Effect of mass loss due to stellar winds on the formation of supermassive black hole seeds in dense nuclear star clusters

TL;DR

This study investigates how stellar wind-driven mass loss influences the formation of supermassive stars in dense nuclear star clusters, impacting the early growth of supermassive black holes in the universe.

Contribution

It provides the first detailed analysis of mass loss effects on supermassive star formation across various accretion rates, metallicities, and Eddington factors using idealized N-body simulations.

Findings

High accretion rates enable formation of supermassive stars even at high metallicity.

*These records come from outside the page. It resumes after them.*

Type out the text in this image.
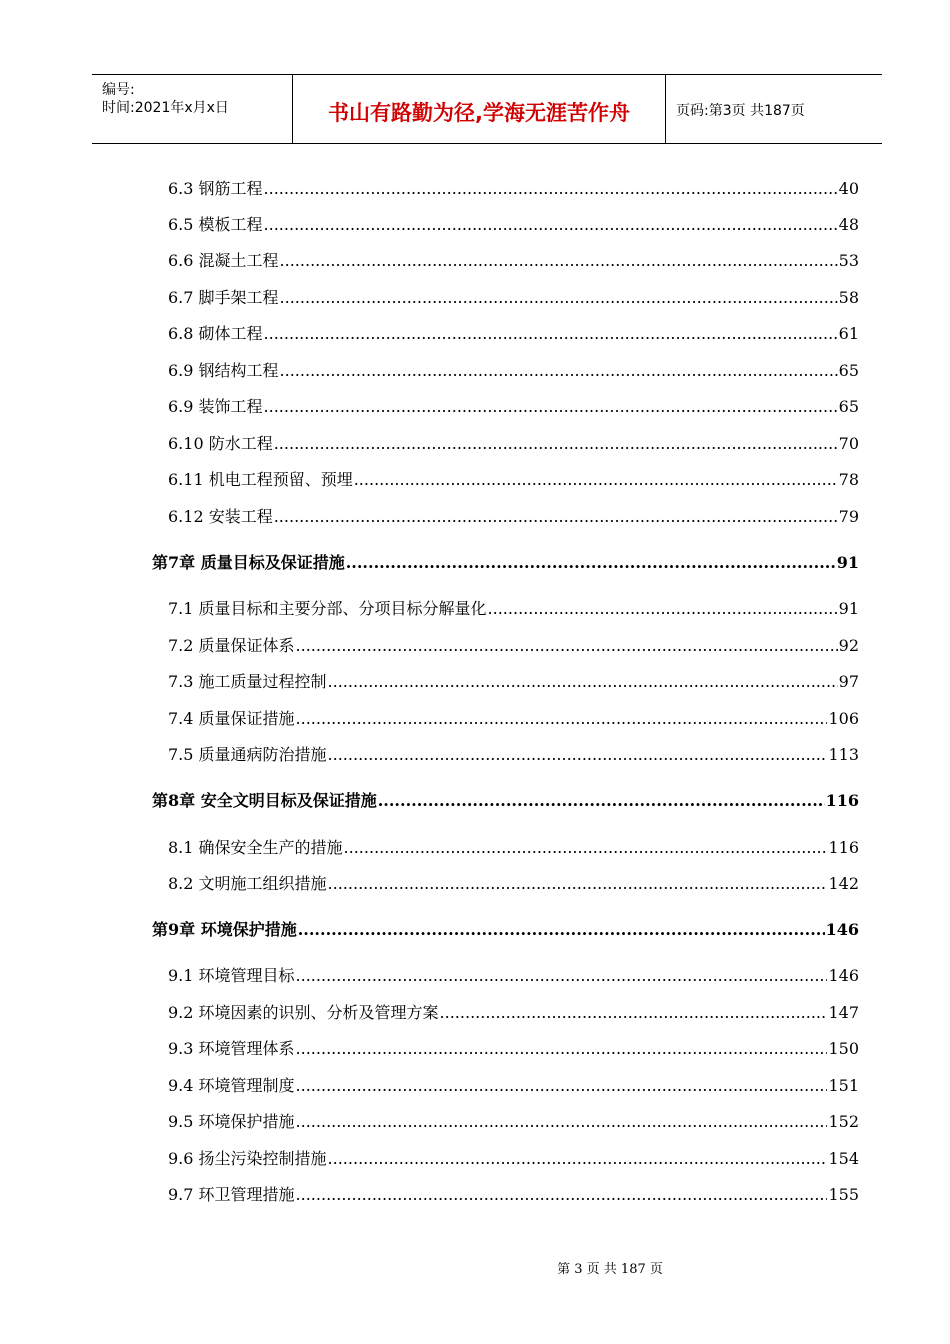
编号:
时间:2021年x月x日	书山有路勤为径,学海无涯苦作舟	页码:第3页 共187页
6.3 钢筋工程 .....	40
6.5 模板工程 .....	48
6.6 混凝土工程 .....	53
6.7 脚手架工程 .....	58
6.8 砌体工程 .....	61
6.9 钢结构工程 .....	65
6.9 装饰工程 .....	65
6.10 防水工程 .....	70
6.11 机电工程预留、预埋 .....	78
6.12 安装工程 .....	79
第7章 质量目标及保证措施 .....	91
7.1 质量目标和主要分部、分项目标分解量化 .....	91
7.2 质量保证体系 .....	92
7.3 施工质量过程控制 .....	97
7.4 质量保证措施 .....	106
7.5 质量通病防治措施 .....	113
第8章 安全文明目标及保证措施 .....	116
8.1 确保安全生产的措施 .....	116
8.2 文明施工组织措施 .....	142
第9章 环境保护措施 .....	146
9.1 环境管理目标 .....	146
9.2 环境因素的识别、分析及管理方案 .....	147
9.3 环境管理体系 .....	150
9.4 环境管理制度 .....	151
9.5 环境保护措施 .....	152
9.6 扬尘污染控制措施 .....	154
9.7 环卫管理措施 .....	155
第 3 页 共 187 页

Lower accretion rates limit supermassive star formation to low metallicity environments.

Bondi-Hoyle accretion can produce supermassive stars up to 10^5 solar masses in low-metallicity environments.

Abstract

The observations of high redshifts quasars at $z\gtrsim 6$ have revealed that supermassive black holes (SMBHs) of mass $\sim 10^9\,\mathrm{M_{\odot}}$ were already in place within the first $\sim$ Gyr after the Big Bang. Supermassive stars (SMSs) with masses $10^{3-5}\,\mathrm{M_{\odot}}$ are potential seeds for these observed SMBHs. A possible formation channel of these SMSs is the interplay of gas accretion and runaway stellar collisions inside dense nuclear star clusters (NSCs). However, mass loss due to stellar winds could be an important limitation for the formation of the SMSs and affect the final mass. In this paper, we study the effect of mass loss driven by stellar winds on the formation and evolution of SMSs in dense NSCs using idealised N-body simulations. Considering different accretion scenarios, we have studied the effect of the mass loss rates over a wide range of metallicities $Z_\ast=[.001-1]\mathrm{Z_{\odot}}$ and Eddington factors $f_{\rm Edd}=L_\ast/L_{\mathrm{Edd}}=0.5,0.7,\,\&\, 0.9$. For a high accretion rate of $10^{-4}\,\mathrm{M_{\odot}yr^{-1}}$, SMSs with masses $\gtrsim 10^3\MSun$ could be formed even in a high metallicity environment. For a lower accretion rate of $10^{-5}\,\mathrm{M_{\odot}yr^{-1}}$, SMSs of masses $\sim 10^{3-4}\,\mathrm{M_{\odot}}$ can be formed for all adopted values of $Z_\ast$ and $f_{\rm Edd}$, except for $Z_\ast=\mathrm{Z_{\odot}}$ and $f_{\rm Edd}=0.7$ or 0.9. For Eddington accretion, SMSs of masses $\sim 10^3\,\mathrm{M_{\odot}}$ can be formed in low metallicity environments with $Z_\ast\lesssim 0.01\mathrm{Z_{\odot}}$. The most massive SMSs of masses $\sim 10^5\,\mathrm{M_{\odot}}$ can be formed for Bondi-Hoyle accretion in environments with $Z_\ast \lesssim 0.5\mathrm{Z_{\odot}}$.